Однако здесь Виллему была намерена владеть собой. Она решила относиться к Эльдару нейтрально обходительно, несмотря на его воинственное настроение.
Он остановился на опушке леса. Перед ними лежали низкие дома Черного леса. Крепко ухватившись за ветку дерева, чтобы удержаться на ногах, он произнес:
– Теперь вы можете убираться к черту. Я справлюсь сам.
Виллему сразу же забыла о своих благородных намерениях быть с ним обходительной.
– Как хочешь, – с некоторой злостью сказала она, ибо видела, что дальше он идти не хочет.
– Вот корзина с едой для вашей семьи.
– Мы не хотим вашей гнили, – зло парировал он.
– Можем отвернуться, и ты украдешь корзину, – ответила она. – Совесть твоя будет чище от этого?
– Ты, кобыла из преисподней, – медленно выговаривая слоги, сдержанно произнес он, сознательно забывая унижающие слова, которые только что выслушал: – Жаль мне того черта, кто женится на тебе!
– Здесь тебя постигнет неудача. Я вовсе не собираюсь замуж. А ты, во всяком случае, можешь не беспокоиться. О тебе я могу подумать лишь в самую последнюю очередь.
– О, Боже меня упаси! Это… – он заметно побледнел, рука, державшаяся за ветку, задрожала от напряжения, и Никлас поймал его во время падения. На какое-то мгновение Эльдар оказался недоступен злым умыслам этого мира.
– Слишком большая потеря крови, – сказал Никлас, – и, видимо, огромное истощение от недостатка пищи.
– Что будем делать? – спросила Ирмелин.
– Пусть лежит здесь! Сейчас у нас появился шанс помочь другим.
– У нас хватит смелости войти в дом?
– Насколько я понимаю, они полностью обессилены. Идем!
– Жаль, что мы не взяли с собой больше еды, – сказала Ирмелин. – Не подумали об этом.
– Утром мы можем подвезти им немного зерна, – заметил Никлас. – Они, во всяком случае, смогут испечь себе хлеба.
Они осторожно подошли к дому. Ни один из них не смог отказаться от посещения. В голове Виллему появились одна за одной неясные безумные мысли о том, что они идут на встречу с ужасными чудовищами и лепечущими идиотами. Такие думы были страшно несправедливы, она это сознавала, но они рождались под влиянием местных сплетней.
Дверь оказалась незапертой, и они вошли в темную избу. На ногах не было ни одного человека. Только крысы, попискивая, носились вокруг.

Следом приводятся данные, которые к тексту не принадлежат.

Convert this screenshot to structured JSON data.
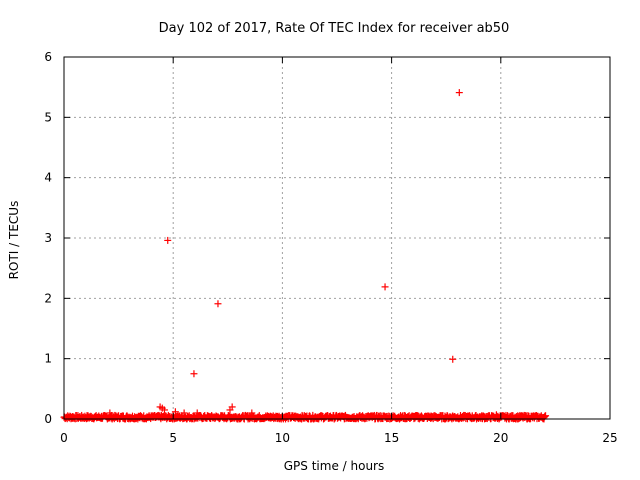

Они знали, что нужда и голод царили вокруг, но увиденное ими превосходило все их представления.
Целый час оставались они на хуторе. Сварили в печи перловую кашу, детям дали молока, попытались, чтобы взрослые проглотили по несколько кусков хлеба. Их встречали изнуренные, безутешно покорные глаза, никто не говорил им «убирайтесь к черту», хуторяне едва могли двигать губами.
Гудрун тоже была здесь, но все, на что она была способна из чувства вражды, это повернуться лицом к стене. Виллему просто повернула ее обратно и заставила проглотить кашу. Гудрун, почувствовав вкус еды, больше не сопротивлялась. Там, где было необходимо, сменили постельное белье, а когда Никлас увидел малыша с огромными, ничего не понимающими глазами и ранами по всему телу, он отбросил свои принципы и стал гладить маленькое существо своими теплыми осторожными руками. Виллему, увидя это, умиротворенно кивнула головой.
Внезапно она обнаружила, что в дверях, прижавшись к косяку, стоит Эльдар. Видимо, он находился здесь уже некоторое время, так как она вспомнила, что дверь скрипнула, а она не обратила на это внимания.
Он смотрел на Ирмелин, ловко и ласково оказывающую помощь беднягам, и, видимо, совсем не удивлялся этому. Его больше поражало поведение Виллему. Не ее мягкое обращение с больными, что тоже было ей несвойственно, а то, что за ее немногословием и решительным обращением с больными крылось понимание страданий других людей и сопереживание этим страданиям. Не нужно было быть гением, чтобы понять это.
Сам он не мог помочь; силы иссякли. Все, на что он был еще способен, – смотреть, одобряя их действия или нет, этого они решить не могли. Вероятнее всего, ощущал он и то, и другое.
И в этот момент Эльдар увидел, как закачалась Виллему и, дрожа всем телом, вынуждена была присесть на край кровати.
– Что это с тобой? – грубо спросил он. – Не можешь вынести нищеты и убожества?